Together, these three results establish that the atom in this region of the periodic table is not adequately described by a probabilistic electron cloud alone. The geometry of the nucleus — the specific polyhedra formed by proton and neutron counts — directly governs the observable chemistry. This is the central claim of Atomic Geometry and the sub-disciplines of Geo-quantum Mechanics and Geo-nuclear Physics.

The theory of Atomic Geometry and its subdisciplines are still in their infancy. Yet the initial correlations to observed phenomena provide a much closer match than any other model thus far. Graphing the orbital radii of the geometric model against the experimentally determined radii and the Bohr Model predictions yields a result far more consistent with experimental data — making Atomic Geometry the most accurate predictive model of the atom for this set of elements currently available.

The implications extend well beyond the periodic table. Understanding the precise geometric conditions for ferromagnetism and conductivity has direct applications in materials science — particularly in the development of new compounds for quantum computing, renewable energy storage, and high-temperature superconductors. By replacing vague probabilistic shielding arguments with exact geometric constraints, this framework gives researchers a principled basis for predicting the electromagnetic behaviour of novel transition metal compounds before synthesising them.
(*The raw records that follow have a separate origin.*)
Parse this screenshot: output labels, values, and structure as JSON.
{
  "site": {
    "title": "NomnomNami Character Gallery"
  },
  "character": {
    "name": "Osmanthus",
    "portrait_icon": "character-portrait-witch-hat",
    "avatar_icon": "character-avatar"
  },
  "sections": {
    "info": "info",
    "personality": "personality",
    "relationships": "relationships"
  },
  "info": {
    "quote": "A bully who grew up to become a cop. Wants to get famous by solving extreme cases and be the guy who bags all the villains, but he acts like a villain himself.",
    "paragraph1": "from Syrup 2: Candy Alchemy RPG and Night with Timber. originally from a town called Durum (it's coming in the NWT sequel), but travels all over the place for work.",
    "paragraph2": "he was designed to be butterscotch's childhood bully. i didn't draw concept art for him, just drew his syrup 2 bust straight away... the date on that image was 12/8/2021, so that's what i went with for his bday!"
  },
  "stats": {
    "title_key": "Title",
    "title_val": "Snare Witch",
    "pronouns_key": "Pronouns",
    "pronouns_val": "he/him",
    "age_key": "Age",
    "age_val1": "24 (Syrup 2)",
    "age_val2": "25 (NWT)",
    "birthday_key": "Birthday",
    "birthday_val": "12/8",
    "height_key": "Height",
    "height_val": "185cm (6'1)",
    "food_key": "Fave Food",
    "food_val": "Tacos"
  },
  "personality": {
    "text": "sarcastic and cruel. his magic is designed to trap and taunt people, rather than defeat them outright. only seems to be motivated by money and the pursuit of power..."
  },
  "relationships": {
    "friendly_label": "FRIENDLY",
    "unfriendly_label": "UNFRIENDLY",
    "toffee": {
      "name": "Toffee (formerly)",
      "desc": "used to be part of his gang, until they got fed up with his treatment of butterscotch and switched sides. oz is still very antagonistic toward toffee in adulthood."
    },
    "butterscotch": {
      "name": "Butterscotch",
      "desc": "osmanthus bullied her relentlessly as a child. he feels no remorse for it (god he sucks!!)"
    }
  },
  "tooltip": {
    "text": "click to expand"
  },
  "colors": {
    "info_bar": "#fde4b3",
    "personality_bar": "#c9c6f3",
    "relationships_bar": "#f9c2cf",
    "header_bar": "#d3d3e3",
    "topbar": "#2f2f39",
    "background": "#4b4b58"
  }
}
In Part 2, we extend this analysis to the 2nd and 3rd D-orbital sets, examine the mystery of Technetium (43) and its position at the exact midpoint of the stable elements, and explore how the same Extended Jitterbug framework scales across the broader structure of the periodic table.

FAQ

Why are Iron, Cobalt and Nickel ferromagnetic but not other D-orbital elements like Chromium or Manganese?

The ferromagnetic properties of Iron (26), Cobalt (27) and Nickel (28) arise from the geometric structure of their atomic nuclei. Their neutron counts correspond to the corners of the Icosidodecahedron and Rhombic Triacontahedron — solids derived from the Golden Ratio — which produce a nuclear geometry that aligns electron spin domains uniformly across a compound. Chromium (24), by contrast, completes the Rhombic Cuboctahedron, whose 4D rotational symmetry causes alternating spin orientations (antiferromagnetism). Manganese (25) forms a large Cuboctahedral structure that tiles space perfectly, preventing the field from accumulating.
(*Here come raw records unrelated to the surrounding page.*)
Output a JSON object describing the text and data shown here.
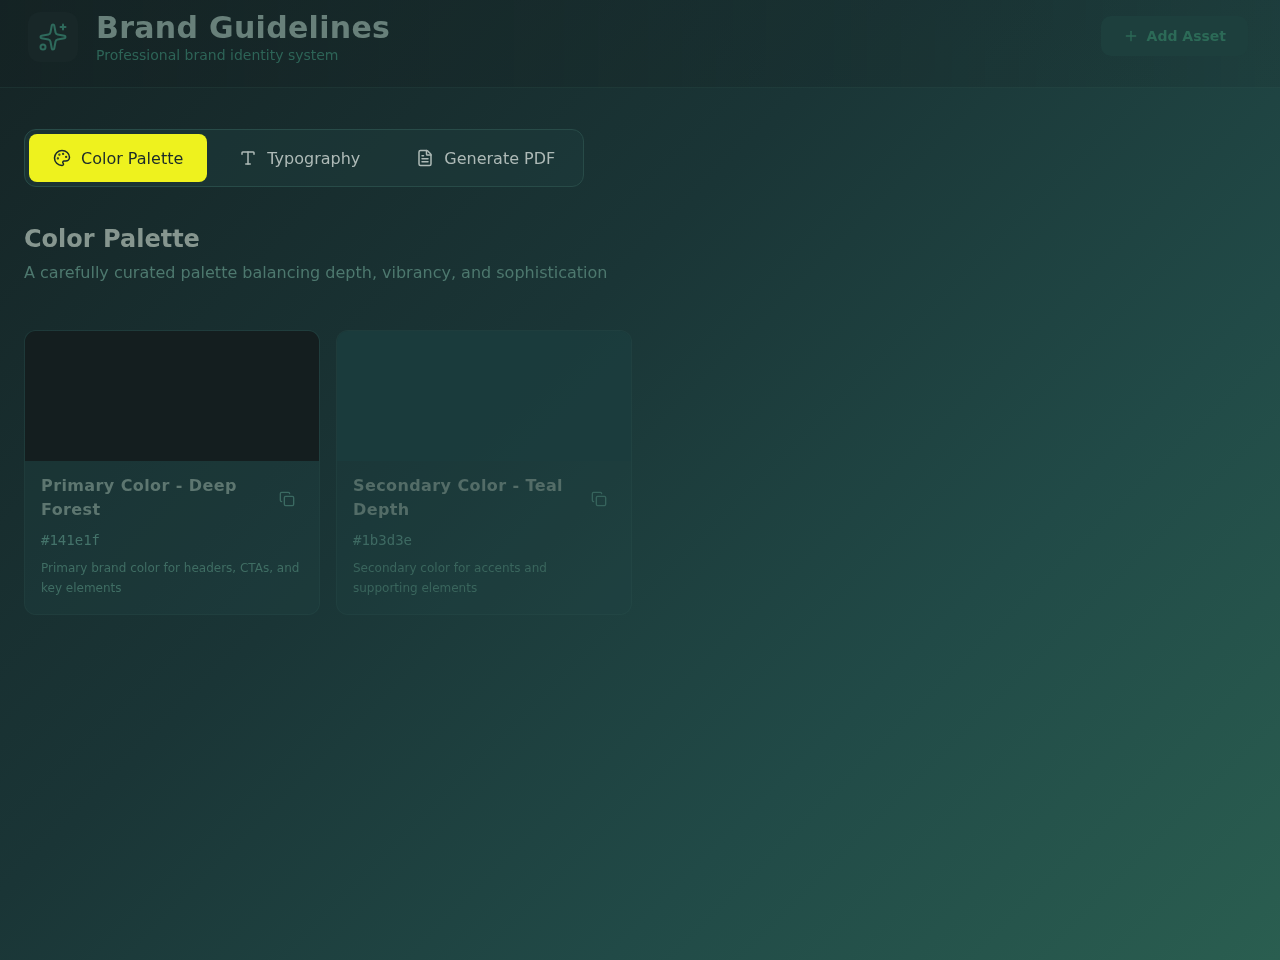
{
  "header": {
    "title": "Brand Guidelines",
    "subtitle": "Professional brand identity system",
    "action": {
      "label": "Add Asset"
    }
  },
  "tabs": [
    {
      "label": "Color Palette",
      "kind": "palette",
      "selected": true
    },
    {
      "label": "Typography",
      "kind": "type",
      "selected": false
    },
    {
      "label": "Generate PDF",
      "kind": "document",
      "selected": false
    }
  ],
  "section": {
    "title": "Color Palette",
    "description": "A carefully curated palette balancing depth, vibrancy, and sophistication"
  },
  "colors": [
    {
      "name": "Primary Color - Deep Forest",
      "hex": "#141e1f",
      "description": "Primary brand color for headers, CTAs, and key elements"
    },
    {
      "name": "Secondary Color - Teal Depth",
      "hex": "#1b3d3e",
      "description": "Secondary color for accents and supporting elements"
    }
  ]
}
What are the Aufbau Anomalies and why do they occur at Chromium and Copper?

The Aufbau Principle predicts that electrons fill orbitals in a regular sequence, but Chromium (24) and Copper (29) each 'borrow' an electron from their outer S-orbital to complete a D-orbital configuration prematurely. In Atomic Geometry, both anomalies occur when the nucleon count is divisible by 13 — the number of spheres that nest perfectly inside a Cuboctahedron. Chromium has 52 nucleons (4×13) and Copper has 65 nucleons (5×13). The geometry of the nucleus drives the anomaly, not a mysterious electromagnetic interaction.

What is the Extended Jitterbug and how does it relate to D-orbitals?

The Jitterbug Transformation, first described by Buckminster Fuller, shows how an Octahedron can transform into a Cuboctahedron by opening its faces. Atomic Geometry extends this sequence to include the Snub Cube and Rhombic Cuboctahedron, forming the 'Extended Jitterbug'. The five solids in this sequence map directly onto the two geometric types of D-orbital: the three cubic cross-shaped orbitals correspond to the Cuboctahedron, and the two torus-type orbitals correspond to the Rhombic Cuboctahedron. The transition between these solids accurately predicts the two main atomic radii (1.35Å and 1.4Å) found across all 1st D-orbital elements.

Why is element 43 (Technetium) radioactive?

Element 43 (Technetium) appears at the exact midpoint of the three stable D-orbital blocks, with 34 stable elements on each side from hydrogen to bismuth. Its radioactivity is examined in detail in the second part of this series on D-orbital geometry.